The good news? You don’t need to buy a home outright — or wait for Washington’s next move — to start gaining exposure to the housing market.
Read More: Approaching retirement with no savings? Don’t panic, you’re not alone. Here are 6 easy ways you can catch up (and fast)
Crowdfunding platforms like Arrived have made it easier than ever for everyday investors to gain exposure to America’s real estate market.
Backed by world class investors like Jeff Bezos, Arrived allows you to invest in shares of rental homes with as little as $100, all without the hassle of mowing lawns, fixing leaky faucets or handling difficult tenants.
The process is simple: Browse a curated selection of homes that have been vetted for their appreciation and income potential. Once you find a property you like, select the number of shares you’d like to purchase and then sit back as you start receiving any positive rental income distributions from your investment.

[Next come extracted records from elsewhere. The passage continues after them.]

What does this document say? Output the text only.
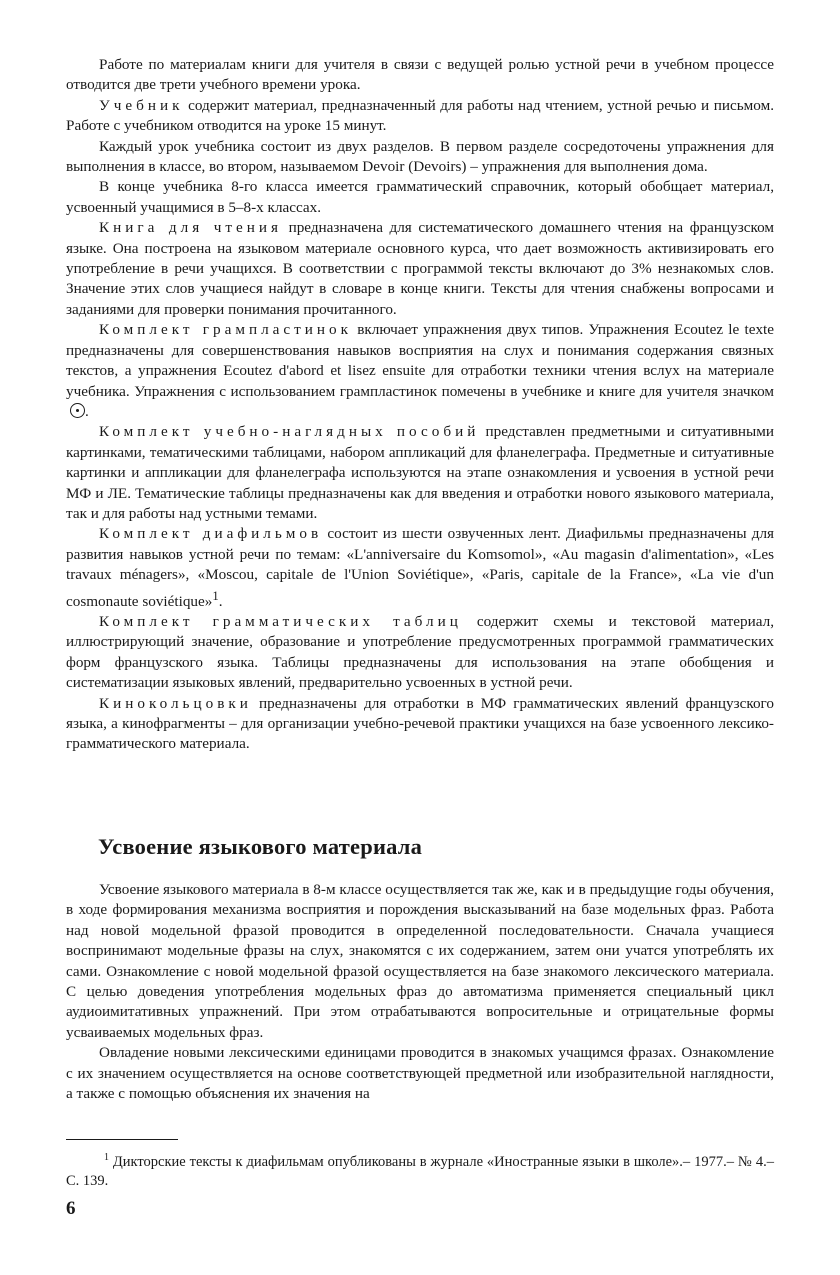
Работе по материалам книги для учителя в связи с ведущей ролью устной речи в учебном процессе отводится две трети учебного времени урока.

Учебник содержит материал, предназначенный для работы над чтением, устной речью и письмом. Работе с учебником отводится на уроке 15 минут.

Каждый урок учебника состоит из двух разделов. В первом разделе сосредоточены упражнения для выполнения в классе, во втором, называемом Devoir (Devoirs) – упражнения для выполнения дома.

В конце учебника 8-го класса имеется грамматический справочник, который обобщает материал, усвоенный учащимися в 5–8-х классах.

Книга для чтения предназначена для систематического домашнего чтения на французском языке. Она построена на языковом материале основного курса, что дает возможность активизировать его употребление в речи учащихся. В соответствии с программой тексты включают до 3% незнакомых слов. Значение этих слов учащиеся найдут в словаре в конце книги. Тексты для чтения снабжены вопросами и заданиями для проверки понимания прочитанного.

Комплект грампластинок включает упражнения двух типов. Упражнения Ecoutez le texte предназначены для совершенствования навыков восприятия на слух и понимания содержания связных текстов, а упражнения Ecoutez d'abord et lisez ensuite для отработки техники чтения вслух на материале учебника. Упражнения с использованием грампластинок помечены в учебнике и книге для учителя значком.

Комплект учебно-наглядных пособий представлен предметными и ситуативными картинками, тематическими таблицами, набором аппликаций для фланелеграфа. Предметные и ситуативные картинки и аппликации для фланелеграфа используются на этапе ознакомления и усвоения в устной речи МФ и ЛЕ. Тематические таблицы предназначены как для введения и отработки нового языкового материала, так и для работы над устными темами.

Комплект диафильмов состоит из шести озвученных лент. Диафильмы предназначены для развития навыков устной речи по темам: «L'anniversaire du Komsomol», «Au magasin d'alimentation», «Les travaux ménagers», «Moscou, capitale de l'Union Soviétique», «Paris, capitale de la France», «La vie d'un cosmonaute soviétique»$^1$.

Комплект грамматических таблиц содержит схемы и текстовой материал, иллюстрирующий значение, образование и употребление предусмотренных программой грамматических форм французского языка. Таблицы предназначены для использования на этапе обобщения и систематизации языковых явлений, предварительно усвоенных в устной речи.

Кинокольцовки предназначены для отработки в МФ грамматических явлений французского языка, а кинофрагменты – для организации учебно-речевой практики учащихся на базе усвоенного лексико-грамматического материала.

Усвоение языкового материала

Усвоение языкового материала в 8-м классе осуществляется так же, как и в предыдущие годы обучения, в ходе формирования механизма восприятия и порождения высказываний на базе модельных фраз. Работа над новой модельной фразой проводится в определенной последовательности. Сначала учащиеся воспринимают модельные фразы на слух, знакомятся с их содержанием, затем они учатся употреблять их сами. Ознакомление с новой модельной фразой осуществляется на базе знакомого лексического материала. С целью доведения употребления модельных фраз до автоматизма применяется специальный цикл аудиоимитативных упражнений. При этом отрабатываются вопросительные и отрицательные формы усваиваемых модельных фраз.

Овладение новыми лексическими единицами проводится в знакомых учащимся фразах. Ознакомление с их значением осуществляется на основе соответствующей предметной или изобразительной наглядности, а также с помощью объяснения их значения на

$^1$ Дикторские тексты к диафильмам опубликованы в журнале «Иностранные языки в школе».– 1977.– № 4.– С. 139.

6
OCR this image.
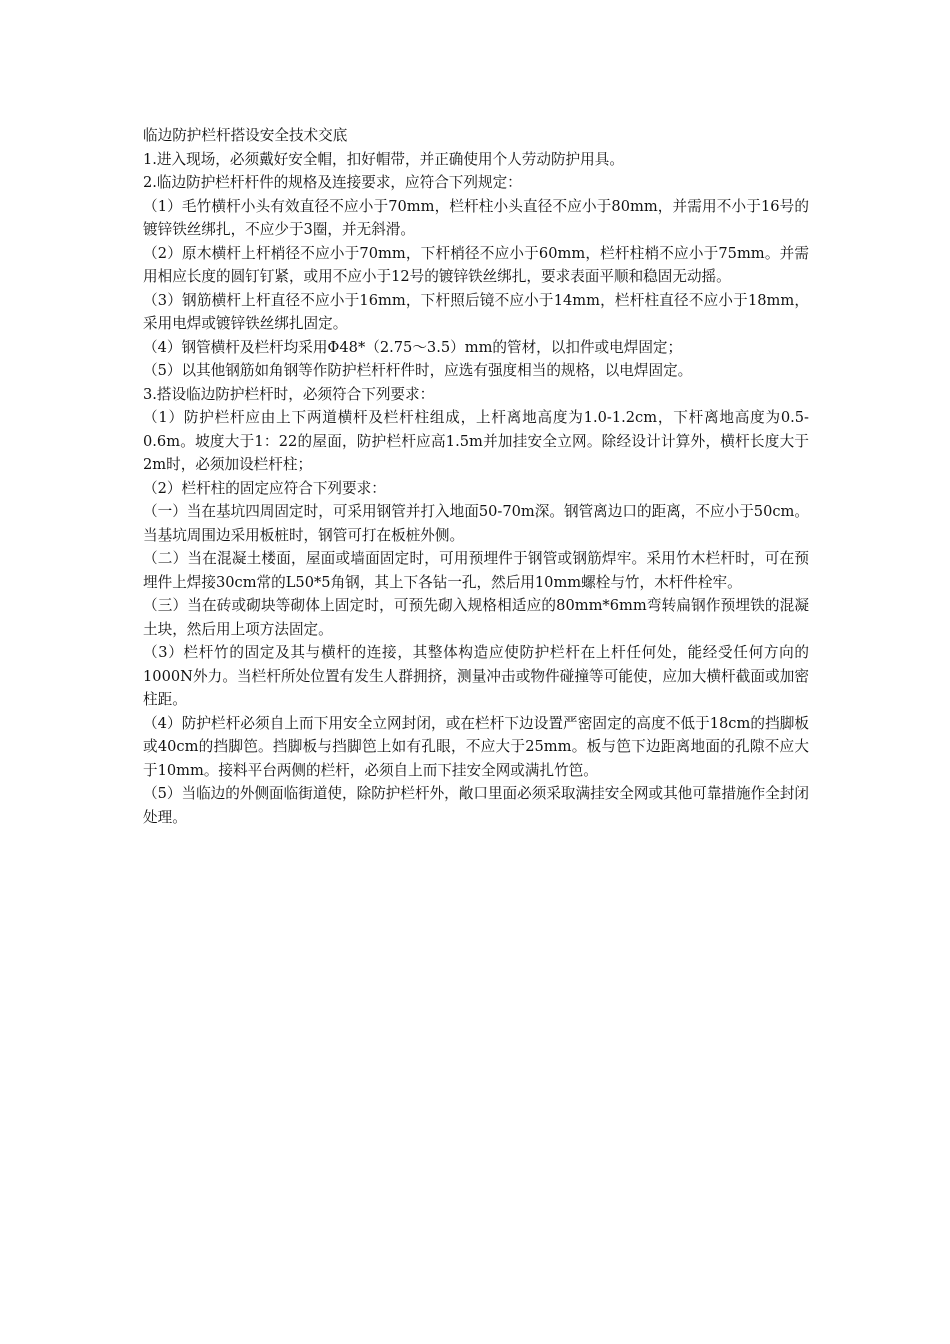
临边防护栏杆搭设安全技术交底

1.进入现场，必须戴好安全帽，扣好帽带，并正确使用个人劳动防护用具。

2.临边防护栏杆杆件的规格及连接要求，应符合下列规定：

（1）毛竹横杆小头有效直径不应小于70mm，栏杆柱小头直径不应小于80mm，并需用不小于16号的镀锌铁丝绑扎，不应少于3圈，并无斜滑。

（2）原木横杆上杆梢径不应小于70mm，下杆梢径不应小于60mm，栏杆柱梢不应小于75mm。并需用相应长度的圆钉钉紧，或用不应小于12号的镀锌铁丝绑扎，要求表面平顺和稳固无动摇。

（3）钢筋横杆上杆直径不应小于16mm，下杆照后镜不应小于14mm，栏杆柱直径不应小于18mm，采用电焊或镀锌铁丝绑扎固定。

（4）钢管横杆及栏杆均采用Φ48*（2.75～3.5）mm的管材，以扣件或电焊固定；

（5）以其他钢筋如角钢等作防护栏杆杆件时，应选有强度相当的规格，以电焊固定。

3.搭设临边防护栏杆时，必须符合下列要求：

（1）防护栏杆应由上下两道横杆及栏杆柱组成，上杆离地高度为1.0-1.2cm，下杆离地高度为0.5-0.6m。坡度大于1：22的屋面，防护栏杆应高1.5m并加挂安全立网。除经设计计算外，横杆长度大于2m时，必须加设栏杆柱；

（2）栏杆柱的固定应符合下列要求：

（一）当在基坑四周固定时，可采用钢管并打入地面50-70m深。钢管离边口的距离，不应小于50cm。当基坑周围边采用板桩时，钢管可打在板桩外侧。

（二）当在混凝土楼面，屋面或墙面固定时，可用预埋件于钢管或钢筋焊牢。采用竹木栏杆时，可在预埋件上焊接30cm常的L50*5角钢，其上下各钻一孔，然后用10mm螺栓与竹，木杆件栓牢。

（三）当在砖或砌块等砌体上固定时，可预先砌入规格相适应的80mm*6mm弯转扁钢作预埋铁的混凝土块，然后用上项方法固定。

（3）栏杆竹的固定及其与横杆的连接，其整体构造应使防护栏杆在上杆任何处，能经受任何方向的1000N外力。当栏杆所处位置有发生人群拥挤，测量冲击或物件碰撞等可能使，应加大横杆截面或加密柱距。

（4）防护栏杆必须自上而下用安全立网封闭，或在栏杆下边设置严密固定的高度不低于18cm的挡脚板或40cm的挡脚笆。挡脚板与挡脚笆上如有孔眼，不应大于25mm。板与笆下边距离地面的孔隙不应大于10mm。接料平台两侧的栏杆，必须自上而下挂安全网或满扎竹笆。

（5）当临边的外侧面临街道使，除防护栏杆外，敞口里面必须采取满挂安全网或其他可靠措施作全封闭处理。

Owning a rental property sounds great — until something goes wrong. One bounced check and your rental income disappears.
But institutional investors don’t face that problem. Their portfolios are diversified across hundreds — sometimes thousands — of units.

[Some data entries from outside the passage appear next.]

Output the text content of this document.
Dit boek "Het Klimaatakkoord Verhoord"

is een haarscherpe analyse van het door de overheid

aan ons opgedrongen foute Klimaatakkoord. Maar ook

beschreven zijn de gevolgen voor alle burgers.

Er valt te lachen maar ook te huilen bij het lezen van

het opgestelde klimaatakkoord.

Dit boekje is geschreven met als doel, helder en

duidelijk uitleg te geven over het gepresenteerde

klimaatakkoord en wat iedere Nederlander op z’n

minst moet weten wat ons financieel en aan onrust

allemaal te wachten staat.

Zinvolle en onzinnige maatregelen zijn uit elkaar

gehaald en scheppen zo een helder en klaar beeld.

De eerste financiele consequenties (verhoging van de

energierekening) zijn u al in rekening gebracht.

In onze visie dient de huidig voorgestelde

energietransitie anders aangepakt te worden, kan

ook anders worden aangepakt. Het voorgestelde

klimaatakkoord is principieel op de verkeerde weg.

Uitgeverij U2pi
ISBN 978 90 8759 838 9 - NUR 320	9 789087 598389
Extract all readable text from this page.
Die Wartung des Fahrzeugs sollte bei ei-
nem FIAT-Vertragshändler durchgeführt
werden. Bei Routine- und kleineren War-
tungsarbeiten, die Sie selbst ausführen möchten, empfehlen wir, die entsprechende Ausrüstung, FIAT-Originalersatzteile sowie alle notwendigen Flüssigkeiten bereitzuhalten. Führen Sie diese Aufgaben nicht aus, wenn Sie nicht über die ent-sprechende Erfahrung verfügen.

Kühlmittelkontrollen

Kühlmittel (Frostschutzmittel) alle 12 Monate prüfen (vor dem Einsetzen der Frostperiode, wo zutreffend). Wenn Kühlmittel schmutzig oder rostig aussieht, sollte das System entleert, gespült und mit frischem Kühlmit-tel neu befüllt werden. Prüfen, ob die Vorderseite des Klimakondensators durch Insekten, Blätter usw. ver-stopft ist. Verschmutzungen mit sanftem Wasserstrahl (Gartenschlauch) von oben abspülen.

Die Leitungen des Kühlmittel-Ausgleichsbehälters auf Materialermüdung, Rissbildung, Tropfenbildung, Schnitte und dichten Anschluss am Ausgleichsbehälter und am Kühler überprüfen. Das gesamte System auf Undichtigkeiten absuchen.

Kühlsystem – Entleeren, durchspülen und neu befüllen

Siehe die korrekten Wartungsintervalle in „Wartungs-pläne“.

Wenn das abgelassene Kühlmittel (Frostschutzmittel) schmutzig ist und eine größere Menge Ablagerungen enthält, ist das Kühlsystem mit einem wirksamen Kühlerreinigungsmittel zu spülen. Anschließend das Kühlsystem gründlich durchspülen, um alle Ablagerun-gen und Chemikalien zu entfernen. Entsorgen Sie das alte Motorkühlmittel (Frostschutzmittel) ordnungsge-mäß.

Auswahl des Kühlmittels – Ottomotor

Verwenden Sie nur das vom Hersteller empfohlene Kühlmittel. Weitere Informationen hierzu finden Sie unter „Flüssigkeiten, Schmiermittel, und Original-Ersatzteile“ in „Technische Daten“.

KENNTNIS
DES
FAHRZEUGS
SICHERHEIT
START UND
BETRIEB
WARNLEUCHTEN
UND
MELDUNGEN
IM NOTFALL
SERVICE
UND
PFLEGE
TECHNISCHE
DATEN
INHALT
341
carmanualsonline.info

Now, accredited investors can tap into that same approach through platforms such as Lightstone DIRECT, giving you access to institutional-quality multifamily and industrial real estate — with a minimum investment of $100,000.
Founded in 1986 by David Lichtenstein, Lightstone Group is one of the largest privately held real estate investment firms in the U.S., with more than $12 billion in assets under management.
Over nearly-four decades, their team has delivered strong, risk-adjusted performance across multiple market cycles — including a 27.5% historical net IRR and a 2.49x historical net equity multiple on realized investments since 2004.
With Lightstone DIRECT, you gain access to that proprietary deal flow.
Here’s the kicker: Lightstone invests at least 20% of its own capital in every deal — roughly four times the industry average. With skin in the game, the firm ensures its interests are directly aligned with those of its investors.
Another option is mogul, a real estate investment platform offering fractional ownership in blue-chip rental properties, which gives investors monthly rental income, real-time appreciation and tax benefits — without the need for a hefty down payment or 3 a.m. tenant calls.
Founded by former Goldman Sachs real estate investors, the team hand-picks the top 1% of single-family rental homes nationwide for you. In other words, you gain access to institutional-quality offerings for a fraction of the usual cost.
Each property undergoes a rigorous vetting process, requiring a minimum 12% return even in downside scenarios. Across the board, the platform features an average annual IRR of 18.8%. Offerings often sell out in under three hours, with investments typically ranging between $15,000 and $40,000 per property.
You can sign up for an account and then browse available properties here.
We rely only on vetted sources and credible third-party reporting. For details, see our editorial ethics and guidelines.
@realDonaldTrump (1); @pulte (2); @ForbesBreakingNews (3); Politico (4); NBC News (5); Realtor.com (6)
This article provides information only and should not be construed as advice. It is provided without warranty of any kind.